Fretting corrosion is a particularly damaging form of corrosive attack that occurs when two mating surfaces, normally at rest with respect to one another, are subject to slight relative motion. It is characterized by pitting of the surfaces and the generation of considerable quantities of finely divided debris. Since the restricted movements of the two surfaces prevent the debris from escaping very easily, an extremely localized abrasion occurs. [Figure 11] The presence of water vapor greatly increases this type of deterioration. If the contact areas are small and sharp, deep grooves resembling brinell markings or pressure indentations may be worn in the rubbing surface. As a result, this type of corrosion on bearing surfaces has also been called false brinelling. The most common example of fretting corrosion is the smoking rivet found on engine cowling and wing skins. This is one corrosion reaction that is not driven by an electrolyte, and in fact, moisture may inhibit the reaction. A smoking rivet is identified by a black ring around the rivet.
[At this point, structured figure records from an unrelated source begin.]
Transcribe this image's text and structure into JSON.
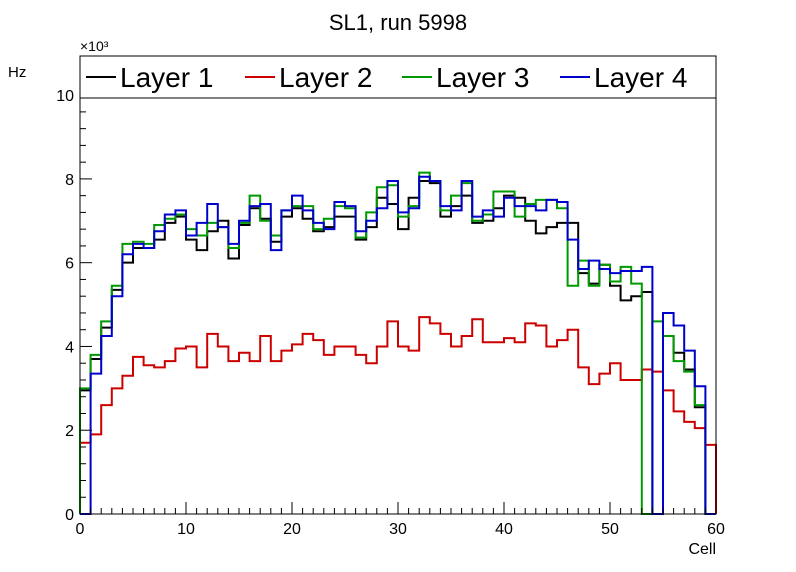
{
  "chart_data": {
    "type": "line",
    "title": "SL1, run 5998",
    "xlabel": "Cell",
    "ylabel": "Hz",
    "y_multiplier": "×10³",
    "xlim": [
      0,
      60
    ],
    "ylim": [
      0,
      10.6
    ],
    "x_ticks": [
      0,
      10,
      20,
      30,
      40,
      50,
      60
    ],
    "y_ticks": [
      0,
      2,
      4,
      6,
      8,
      10
    ],
    "grid": false,
    "legend_position": "top",
    "step": true,
    "series": [
      {
        "name": "Layer 1",
        "color": "#000000",
        "values": [
          2.95,
          3.7,
          4.45,
          5.35,
          6.0,
          6.35,
          6.35,
          6.55,
          6.95,
          7.1,
          6.55,
          6.3,
          6.75,
          7.0,
          6.1,
          6.9,
          7.3,
          7.05,
          6.5,
          7.1,
          7.3,
          7.05,
          6.75,
          6.85,
          7.1,
          7.1,
          6.55,
          6.85,
          7.55,
          7.4,
          6.8,
          7.55,
          7.95,
          7.9,
          7.1,
          7.35,
          7.6,
          6.95,
          7.0,
          7.3,
          7.6,
          7.55,
          7.0,
          6.7,
          6.85,
          6.95,
          6.95,
          5.75,
          5.5,
          5.95,
          5.45,
          5.1,
          5.2,
          5.3,
          0.0,
          4.25,
          3.85,
          3.45,
          2.55,
          0.0
        ]
      },
      {
        "name": "Layer 2",
        "color": "#cc0000",
        "values": [
          1.7,
          1.9,
          2.6,
          3.0,
          3.3,
          3.75,
          3.55,
          3.5,
          3.65,
          3.95,
          4.0,
          3.5,
          4.3,
          4.0,
          3.65,
          3.85,
          3.65,
          4.25,
          3.65,
          3.9,
          4.05,
          4.3,
          4.15,
          3.8,
          4.0,
          4.0,
          3.8,
          3.6,
          4.0,
          4.6,
          4.0,
          3.9,
          4.7,
          4.55,
          4.3,
          4.0,
          4.25,
          4.65,
          4.1,
          4.1,
          4.2,
          4.1,
          4.55,
          4.5,
          4.0,
          4.15,
          4.4,
          3.5,
          3.1,
          3.35,
          3.6,
          3.2,
          3.2,
          3.45,
          3.4,
          2.95,
          2.45,
          2.2,
          2.05,
          1.65
        ]
      },
      {
        "name": "Layer 3",
        "color": "#009900",
        "values": [
          3.0,
          3.8,
          4.6,
          5.45,
          6.45,
          6.5,
          6.45,
          6.9,
          7.05,
          7.15,
          6.8,
          6.65,
          6.95,
          6.85,
          6.35,
          6.95,
          7.6,
          7.0,
          6.65,
          7.25,
          7.35,
          7.35,
          6.8,
          7.05,
          7.35,
          7.3,
          6.6,
          7.2,
          7.8,
          7.85,
          7.1,
          7.35,
          8.15,
          7.95,
          7.25,
          7.6,
          7.9,
          7.0,
          7.15,
          7.7,
          7.7,
          7.1,
          7.4,
          7.5,
          7.5,
          7.3,
          5.45,
          6.05,
          5.45,
          5.95,
          5.55,
          5.9,
          5.5,
          0.0,
          4.6,
          4.25,
          3.65,
          3.4,
          2.6,
          0.0
        ]
      },
      {
        "name": "Layer 4",
        "color": "#0000cc",
        "values": [
          0.0,
          3.35,
          4.25,
          5.2,
          6.2,
          6.45,
          6.35,
          6.75,
          7.15,
          7.25,
          6.65,
          6.95,
          7.4,
          6.85,
          6.45,
          7.0,
          7.35,
          7.4,
          6.3,
          7.25,
          7.6,
          7.25,
          6.95,
          6.8,
          7.45,
          7.35,
          6.75,
          7.0,
          7.3,
          7.95,
          7.2,
          7.3,
          8.05,
          7.95,
          7.35,
          7.25,
          7.95,
          7.1,
          7.25,
          7.1,
          7.55,
          7.35,
          7.35,
          7.25,
          7.5,
          7.45,
          6.55,
          5.85,
          6.05,
          5.85,
          5.75,
          5.8,
          5.8,
          5.9,
          0.0,
          4.8,
          4.5,
          3.9,
          3.05,
          0.0
        ]
      }
    ]
  }
}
Aircraft Corrosion Control
Figure 11. Fretting corrosion

Fatigue Corrosion

Fatigue corrosion involves cyclic stress and a corrosive environment. Metals may withstand cyclic stress for an infinite number of cycles so long as the stress is below the endurance limit of the metal. Once the limit has been exceeded, the metal eventually cracks and fails from metal fatigue. However, when the part or structure undergoing cyclic stress is also exposed to a corrosive environment, the stress level for failure may be reduced many times. Thus, failure occurs at stress levels that can be dangerously low depending on the number of cycles assigned to the life-limited part.
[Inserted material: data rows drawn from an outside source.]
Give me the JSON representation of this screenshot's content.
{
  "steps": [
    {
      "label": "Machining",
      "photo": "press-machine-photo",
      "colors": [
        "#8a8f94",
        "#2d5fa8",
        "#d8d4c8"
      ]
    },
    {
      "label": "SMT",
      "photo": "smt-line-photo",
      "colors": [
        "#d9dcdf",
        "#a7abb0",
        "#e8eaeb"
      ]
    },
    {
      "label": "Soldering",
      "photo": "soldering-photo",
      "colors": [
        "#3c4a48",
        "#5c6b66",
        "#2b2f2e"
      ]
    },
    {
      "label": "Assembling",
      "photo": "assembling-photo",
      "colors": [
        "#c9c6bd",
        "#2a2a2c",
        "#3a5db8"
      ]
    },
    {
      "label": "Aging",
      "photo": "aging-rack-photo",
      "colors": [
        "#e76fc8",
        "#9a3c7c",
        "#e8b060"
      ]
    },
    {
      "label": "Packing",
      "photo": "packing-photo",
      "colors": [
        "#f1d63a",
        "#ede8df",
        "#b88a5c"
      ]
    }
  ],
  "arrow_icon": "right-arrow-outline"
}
Fatigue corrosion failure occurs in two stages. During the first stage, the combined action of corrosion and cyclic stress damages the metal by pitting and crack formations to such a degree that fracture by cyclic stress occurs, even if the corrosive environment is completely removed. The second stage is essentially a fatigue stage where failure proceeds by propagation of the crack (often from a corrosion pit or pits). It is controlled primarily by stress concentration effects and the physical properties of the metal. Fracture of a metal part due to fatigue corrosion generally occurs at a stress level far below the fatigue limit of an uncorroded part, even though the amount of corrosion is relatively small.

Galvanic Corrosion

Galvanic corrosion occurs when two dissimilar metals make electrical contact in the presence of an electrolyte. [Figure 12] The rate which corrosion occurs depends on the difference in the activities. The greater the difference in activity, the faster corrosion occurs. The rate of galvanic corrosion also depends on the size of the parts in contact. If the surface area of the corroding metal is smaller than the surface area of the less active metal, corrosion is rapid and severe. When the corroding metal is larger than the less active metal, corrosion is slow and superficial.